The Duke of Sussex described the media as a “powerful force” in an emotional speech just a day after Buckingham Palace said he and his wife would be stepping back from royal duties.
It comes after Harry and Meghan launched an attack on the UK’s newspapers in a dedicated media section on their new website Sussexroyal.com.
The couple, who said they will be adopting a “revised media approach” from the spring, criticised Britain’s royal correspondents and said they would no longer participate in the “royal rota” system which has been used by Buckingham Palace for decades.
Harry referenced the media again during a speech at a private event for his charity Sentebale on Sunday night, where he said: “I was born into this life, and it is a great honour to serve my country and the Queen.
“When I lost my mum 23 years ago, you took me under your wing.
“You’ve looked out for me for so long, but the media is a powerful force, and my hope is one day our collective support for each other can be more powerful because this is so much bigger than just us.
“It has been our privilege to serve you, and we will continue to lead a life of service.”
Harry has had a complicated and difficult relationship with the press through the years.
His dislike of the media has seemingly intensified since the birth of son Archie Mountbatten-Windsor last year.
Harry grew up fully aware of the impact of the media intrusion on the daily life of his mother Diana, Princess of Wales.
He was only 12 when the princess was killed in a crash after her car, driven at speed by a drunk chauffeur, was chased through the streets of Paris by the paparazzi.
Soon after he began dating Meghan, Harry attacked the media over its “abuse and harassment” of his girlfriend, with Kensington Palace warning on his behalf: “This is not a game – it is her life.”
In October 2019, the Sussexes overshadowed the end of their official tour to Africa by each bringing separate legal actions against parts of the press, with Meghan suing the Mail On Sunday over an alleged breach of privacy when it published a private letter between her and her estranged father.

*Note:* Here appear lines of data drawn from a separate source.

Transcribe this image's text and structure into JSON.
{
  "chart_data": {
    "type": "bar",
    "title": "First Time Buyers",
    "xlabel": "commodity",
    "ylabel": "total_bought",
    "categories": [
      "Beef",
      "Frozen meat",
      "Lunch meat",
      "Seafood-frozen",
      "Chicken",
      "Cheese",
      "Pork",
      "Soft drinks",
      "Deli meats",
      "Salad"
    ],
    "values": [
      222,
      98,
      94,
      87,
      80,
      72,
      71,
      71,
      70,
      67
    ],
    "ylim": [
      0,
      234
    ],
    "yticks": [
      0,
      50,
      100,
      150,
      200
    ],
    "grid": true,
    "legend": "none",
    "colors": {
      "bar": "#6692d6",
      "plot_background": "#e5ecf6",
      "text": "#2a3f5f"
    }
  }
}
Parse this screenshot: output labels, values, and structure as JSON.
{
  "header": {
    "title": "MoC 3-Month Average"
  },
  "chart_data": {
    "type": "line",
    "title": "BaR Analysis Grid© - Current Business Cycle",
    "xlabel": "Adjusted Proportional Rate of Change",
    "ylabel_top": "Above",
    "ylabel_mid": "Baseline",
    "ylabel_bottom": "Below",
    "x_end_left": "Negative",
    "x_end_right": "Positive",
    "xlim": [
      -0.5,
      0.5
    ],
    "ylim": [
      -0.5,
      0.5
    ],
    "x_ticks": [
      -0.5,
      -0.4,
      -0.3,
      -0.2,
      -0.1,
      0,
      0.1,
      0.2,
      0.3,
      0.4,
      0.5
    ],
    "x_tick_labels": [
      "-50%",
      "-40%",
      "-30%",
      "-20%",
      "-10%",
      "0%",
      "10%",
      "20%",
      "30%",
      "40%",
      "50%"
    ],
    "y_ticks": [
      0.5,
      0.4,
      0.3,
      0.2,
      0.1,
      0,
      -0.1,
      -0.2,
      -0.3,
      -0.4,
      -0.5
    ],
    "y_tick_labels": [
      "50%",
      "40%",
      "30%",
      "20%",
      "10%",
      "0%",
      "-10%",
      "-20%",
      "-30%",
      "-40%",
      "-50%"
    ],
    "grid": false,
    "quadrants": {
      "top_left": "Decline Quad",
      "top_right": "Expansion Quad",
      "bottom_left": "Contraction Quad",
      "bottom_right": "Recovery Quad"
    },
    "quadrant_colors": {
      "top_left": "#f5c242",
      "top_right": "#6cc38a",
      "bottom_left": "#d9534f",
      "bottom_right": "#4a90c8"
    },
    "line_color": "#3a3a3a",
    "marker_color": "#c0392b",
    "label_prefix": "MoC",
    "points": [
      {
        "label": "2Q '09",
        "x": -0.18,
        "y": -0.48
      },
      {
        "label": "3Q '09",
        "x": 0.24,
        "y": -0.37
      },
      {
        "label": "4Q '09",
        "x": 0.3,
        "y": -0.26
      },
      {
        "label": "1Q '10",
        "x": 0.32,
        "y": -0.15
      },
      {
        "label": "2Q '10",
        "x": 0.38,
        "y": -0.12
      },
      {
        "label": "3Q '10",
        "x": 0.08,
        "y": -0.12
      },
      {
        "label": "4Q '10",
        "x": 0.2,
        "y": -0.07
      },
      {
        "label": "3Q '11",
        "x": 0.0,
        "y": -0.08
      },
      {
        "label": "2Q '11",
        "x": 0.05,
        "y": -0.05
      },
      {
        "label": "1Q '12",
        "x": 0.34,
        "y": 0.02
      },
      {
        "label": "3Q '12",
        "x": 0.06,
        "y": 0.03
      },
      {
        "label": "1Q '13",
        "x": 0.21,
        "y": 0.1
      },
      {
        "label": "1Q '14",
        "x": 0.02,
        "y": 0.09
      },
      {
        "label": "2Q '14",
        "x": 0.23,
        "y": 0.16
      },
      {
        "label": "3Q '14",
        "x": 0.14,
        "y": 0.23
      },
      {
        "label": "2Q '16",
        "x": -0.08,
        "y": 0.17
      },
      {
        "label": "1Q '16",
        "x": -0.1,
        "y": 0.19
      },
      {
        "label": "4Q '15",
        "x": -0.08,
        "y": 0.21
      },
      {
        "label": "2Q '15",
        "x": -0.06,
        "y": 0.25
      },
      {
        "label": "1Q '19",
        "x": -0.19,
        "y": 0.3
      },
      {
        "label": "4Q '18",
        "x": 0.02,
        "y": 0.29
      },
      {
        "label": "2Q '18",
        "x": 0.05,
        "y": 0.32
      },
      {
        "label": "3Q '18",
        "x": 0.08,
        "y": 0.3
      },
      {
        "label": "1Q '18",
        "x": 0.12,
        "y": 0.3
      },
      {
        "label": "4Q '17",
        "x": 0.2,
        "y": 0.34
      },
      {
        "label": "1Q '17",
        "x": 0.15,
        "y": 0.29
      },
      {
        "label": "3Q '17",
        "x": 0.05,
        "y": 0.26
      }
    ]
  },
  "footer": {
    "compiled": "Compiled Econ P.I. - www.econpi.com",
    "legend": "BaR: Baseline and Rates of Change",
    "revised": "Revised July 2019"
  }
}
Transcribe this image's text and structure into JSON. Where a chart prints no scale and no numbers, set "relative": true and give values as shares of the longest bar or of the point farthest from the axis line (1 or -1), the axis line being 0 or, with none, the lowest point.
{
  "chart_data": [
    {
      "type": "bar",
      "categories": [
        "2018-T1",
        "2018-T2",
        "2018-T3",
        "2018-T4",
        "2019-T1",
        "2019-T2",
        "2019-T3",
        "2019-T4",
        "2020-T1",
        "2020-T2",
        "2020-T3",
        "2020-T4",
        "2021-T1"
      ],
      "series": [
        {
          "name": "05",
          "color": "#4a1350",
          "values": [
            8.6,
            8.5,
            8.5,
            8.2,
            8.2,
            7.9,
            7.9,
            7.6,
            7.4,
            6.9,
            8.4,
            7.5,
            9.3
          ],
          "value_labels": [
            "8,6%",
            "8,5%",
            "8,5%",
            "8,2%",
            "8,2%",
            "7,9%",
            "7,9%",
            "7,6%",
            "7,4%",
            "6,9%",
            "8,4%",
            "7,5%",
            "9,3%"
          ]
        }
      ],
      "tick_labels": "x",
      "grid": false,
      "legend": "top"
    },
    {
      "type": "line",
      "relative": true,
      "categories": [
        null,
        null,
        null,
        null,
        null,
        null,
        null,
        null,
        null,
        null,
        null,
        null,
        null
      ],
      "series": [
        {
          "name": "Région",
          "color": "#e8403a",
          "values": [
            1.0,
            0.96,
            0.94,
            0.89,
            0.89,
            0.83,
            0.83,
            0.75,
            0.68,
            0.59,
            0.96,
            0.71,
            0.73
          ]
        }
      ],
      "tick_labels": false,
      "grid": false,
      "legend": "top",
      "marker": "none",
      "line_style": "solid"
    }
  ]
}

The Mail On Sunday said it stands by its story and will be defending the case vigorously.
Harry later filed his own proceedings at the High Court against News Group Newspapers, which owns The Sun and the now defunct News Of The World, and Reach plc, which owns the Daily Mirror, in relation to the alleged illegal interception of voicemail messages.
Along with the legal action, Harry released a scathing attack on the tabloid press, in which he heavily criticised certain sections of the media for conducting what he called a “ruthless campaign” against his wife.
In the ITV television documentary following the tour, Harry said he was determined to protect his family.
Meghan admitted to feeling vulnerable, and spoke of the pressures of royal life amid intense tabloid interest.
“When I first met my now-husband my friends were really happy because I was so happy, but my British friends said to me, ‘I’m sure he’s great but you shouldn’t do it because the British tabloids will destroy your life’,” she said.
She added: “I think I really tried to adopt this British sensibility of a stiff upper lip.
“I tried, I really tried, but I think what that does internally is probably really damaging, and the biggest thing that I know is that I never thought this would be easy but I thought it would be fair, and that is the part that is hard to reconcile but (I) just take each day as it comes.”
On their website, the Sussexes said their new media approach would involve focusing on social media, “credible outlets”, specialist media, grassroots media organisations and young, up-and-coming journalists.
The website said it was a misconception that Britain’s royal correspondents were credible sources on the royal family, and accused them of frequent misreporting.